ありのままの君が好き!

千織

ありのままの君が好き!

 彼女に振られた。しかも浮気されて。相手は大手企業のイケメン、キラッキラのエリート。中小企業の社畜の俺じゃあ、そりゃ仕方ないかなとも思う。


 そんな俺を慰めるために、東海林が飲みに誘ってくれた。東海林は新卒入社の同期。端正な顔立ちで、仕事もできる。一方、俺はまあまあ鈍臭い。周りに疎まれるほどではないが、近くに東海林がいると見劣りする。これも仕方ないことだ。東海林はそんな状況を鼻にかけることもなくいつも爽やかで、お互いそれなりに助け合いながら仕事をしてきた。



 一軒目は居酒屋で彼女と浮気相手への愚痴を吐き、二軒目はバーでモテない自分と将来への不安を吐露し、三軒目……として東海林のアパートで宅飲みになった。


 そして気づいたら東海林とキスをしていたのだ。


 東海林に抱きしめられ、頭を押さえられて逃げられない。


 俺は東海林に噛みついて、怯んだところでバッグと上着を掴んでアパートから逃げた。なんでそんなことになったのか、全然記憶にない。

俺がその気にさせるようなことを言ったのだろうか? いや、その気って何。だとしてキスはしないだろう。東海林が俺を好きだってこと?


 東海林のことは友人として好きなだけで、まさか恋愛対象ではない。明日……どんな顔をして会社で会えばいいのだろうか……。



♢♢♢



 彼女に振られたくらいで、将来まで悲観する北村はとても可愛かった。将来なんて、俺と一緒に暮らせばどうにでもなる。こうやって毎日一緒に飲んで過ごせたらどんなに楽しいか。そう考えてたら、気持ちが昂って手を出してしまった。


 翌日会社に行き、北村に挨拶するが目を合わせてくれない。仕事で話しかけても、なんだかつれない。


 わかる、わかるよ。情事があった翌日は緊張するよな。でも、キスしかしてないのにそうなるっていうのは、なかなかに奥手だ。そんなぎこちない態度じゃあ、周りから二人に何かあったんじゃないかって逆に思われてしまう。


 帰りもいつもなら雑談をしていくのにそそくさと帰ってしまった。まあ、会社内で雑談したところでたかがしれてるからな。二人の時間を多くしたいということだろう。
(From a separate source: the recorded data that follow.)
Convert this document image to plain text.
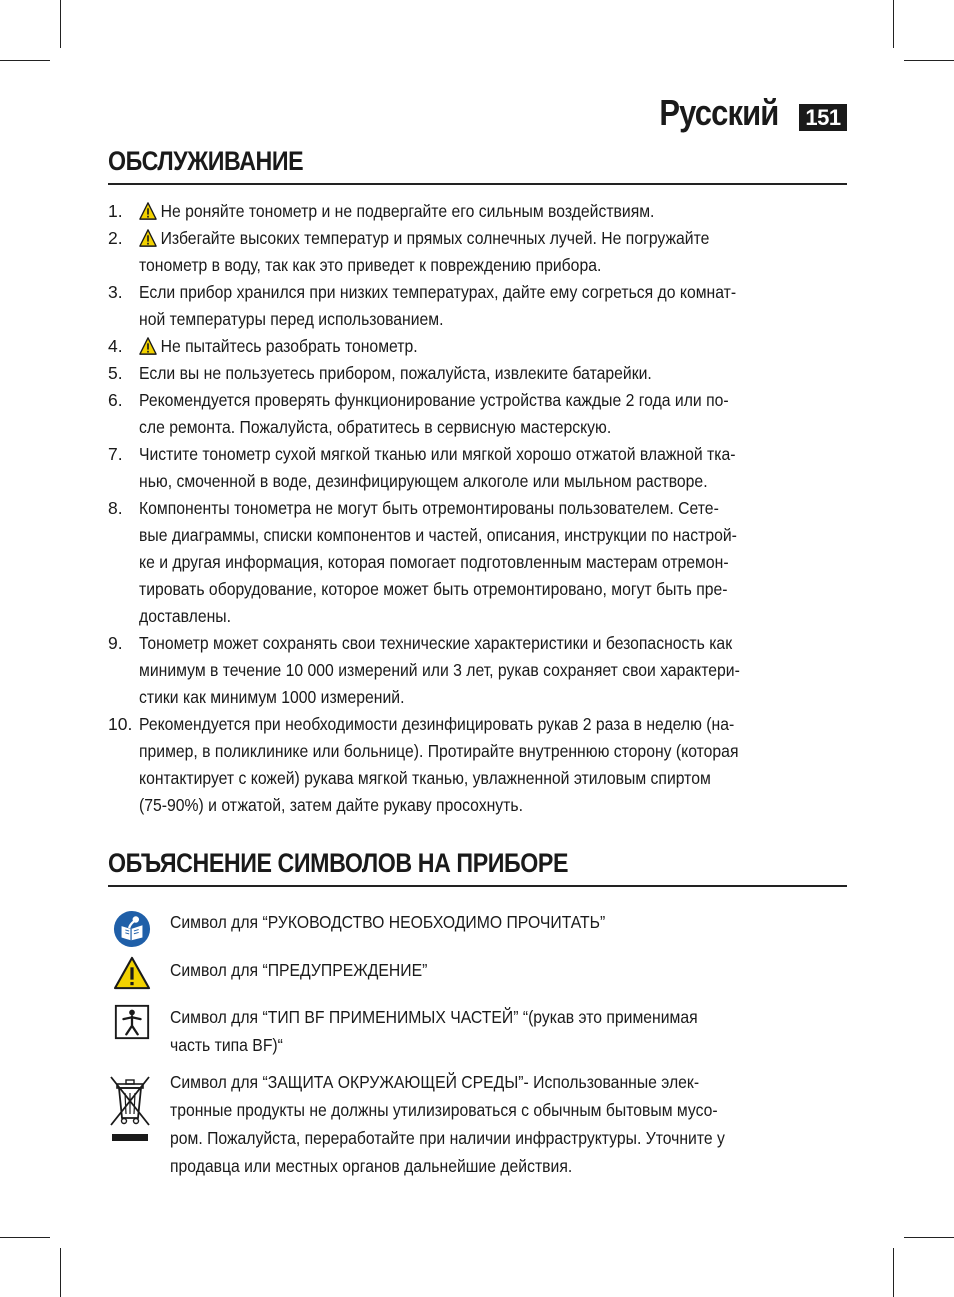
Русский 151
ОБСЛУЖИВАНИЕ
1.	Не роняйте тонометр и не подвергайте его сильным воздействиям.
2.	Избегайте высоких температур и прямых солнечных лучей. Не погружайте
тонометр в воду, так как это приведет к повреждению прибора.
3. Если прибор хранился при низких температурах, дайте ему согреться до комнат-
ной температуры перед использованием.
4.	Не пытайтесь разобрать тонометр.
5. Если вы не пользуетесь прибором, пожалуйста, извлеките батарейки.
6. Рекомендуется проверять функционирование устройства каждые 2 года или по-
сле ремонта. Пожалуйста, обратитесь в сервисную мастерскую.
7. Чистите тонометр сухой мягкой тканью или мягкой хорошо отжатой влажной тка-
нью, смоченной в воде, дезинфицирующем алкоголе или мыльном растворе.
8. Компоненты тонометра не могут быть отремонтированы пользователем. Сете-
вые диаграммы, списки компонентов и частей, описания, инструкции по настрой-
ке и другая информация, которая помогает подготовленным мастерам отремон-
тировать оборудование, которое может быть отремонтировано, могут быть пре-
доставлены.
9. Тонометр может сохранять свои технические характеристики и безопасность как
минимум в течение 10 000 измерений или 3 лет, рукав сохраняет свои характери-
стики как минимум 1000 измерений.
10. Рекомендуется при необходимости дезинфицировать рукав 2 раза в неделю (на-
пример, в поликлинике или больнице). Протирайте внутреннюю сторону (которая
контактирует с кожей) рукава мягкой тканью, увлажненной этиловым спиртом
(75-90%) и отжатой, затем дайте рукаву просохнуть.
ОБЪЯСНЕНИЕ СИМВОЛОВ НА ПРИБОРЕ
Символ для “РУКОВОДСТВО НЕОБХОДИМО ПРОЧИТАТЬ”
Символ для “ПРЕДУПРЕЖДЕНИЕ”
Символ для “ТИП BF ПРИМЕНИМЫХ ЧАСТЕЙ” “(рукав это применимая
часть типа BF)“
Символ для “ЗАЩИТА ОКРУЖАЮЩЕЙ СРЕДЫ”- Использованные элек-
тронные продукты не должны утилизироваться с обычным бытовым мусо-
ром. Пожалуйста, переработайте при наличии инфраструктуры. Уточните у
продавца или местных органов дальнейшие действия.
 彼女とは別れて正解だと思うよ。いつもブランド物をねだってたし。北村の給料じゃ分不相応だ。デートだって、自然が好きな北村が湖に連れて行ったら、あからさまにテンション下がってたよね。見た目も、整形かってくらいバキバキにメイクしてるし。


 外食もいつもちょっと高いとこを指定してきて、クレジットの明細が大変なことになってたじゃないか。俺とラーメン屋に行く方が幸せだって。


 彼女とは出会って3回目のデートで付き合い始めてたけど、それはちょっと早かったと思うよ。やっぱり、価値観や生活が合わないと長くないなって。


 北村は、朝ごはんは和食だし、朝シャワー派だよね。これで彼女が朝はパンで朝シャワー派ならもう破綻だよ! 忙しい朝に二人ともシャワーを使うんじゃ大変じゃないか。


 お昼はいつもコンビニ。コーヒーはコンビニ7がお気に入り。アプリゲームはやらなくて、テレビは意外と硬派なNHKが好き。本はあまり読まなくて、入社1年目に買ったビジネス本が積読してある。洗濯は1週間に一度、掃除はゴミの日の前日。


 彼女がいたときは奮発してデパ地下のお惣菜もよく買ってたよね。俺だったら北村の体のことを考えて、手料理を作ってあげるけどな。彼女がよく家に来ているくせに、生ごみが少ないのは家庭的じゃなくて良くないよ。


 ちょっと言い訳するとね、もちろん、初めて会ったときから北村のことは気になっていたよ。働き始めてまもなく、アパートに高校の友達が来てたよね? その時、俺のことベタ褒めしてくれたじゃん。カッコイイとか、シュッとしてるとか、優しいとか、頭がいいとか。ああ、俺たち、もう両想いなんだって確信したね。


 それでもこうして5年間も手を出さなかったのは、やっぱり価値観や生活がどこまで合うか知ってからじゃないとって思ってたからね。今のところ何一つ問題はないよ。


 あとは体の相性くらいかな?でもそれは俺の努力次第でもあるから大丈夫!



 今日はいつもより1時間も早くベッドに入ったね。昨日の余韻を噛み締めてくれているなら嬉しいな。スマホのライトが消えたから、そろそろ寝たかな?


 さて、そろそろ行くよ。断りなく合鍵を作ったのは申し訳ないけど、どうせ今から恋人同士になるんだから、構わないよね。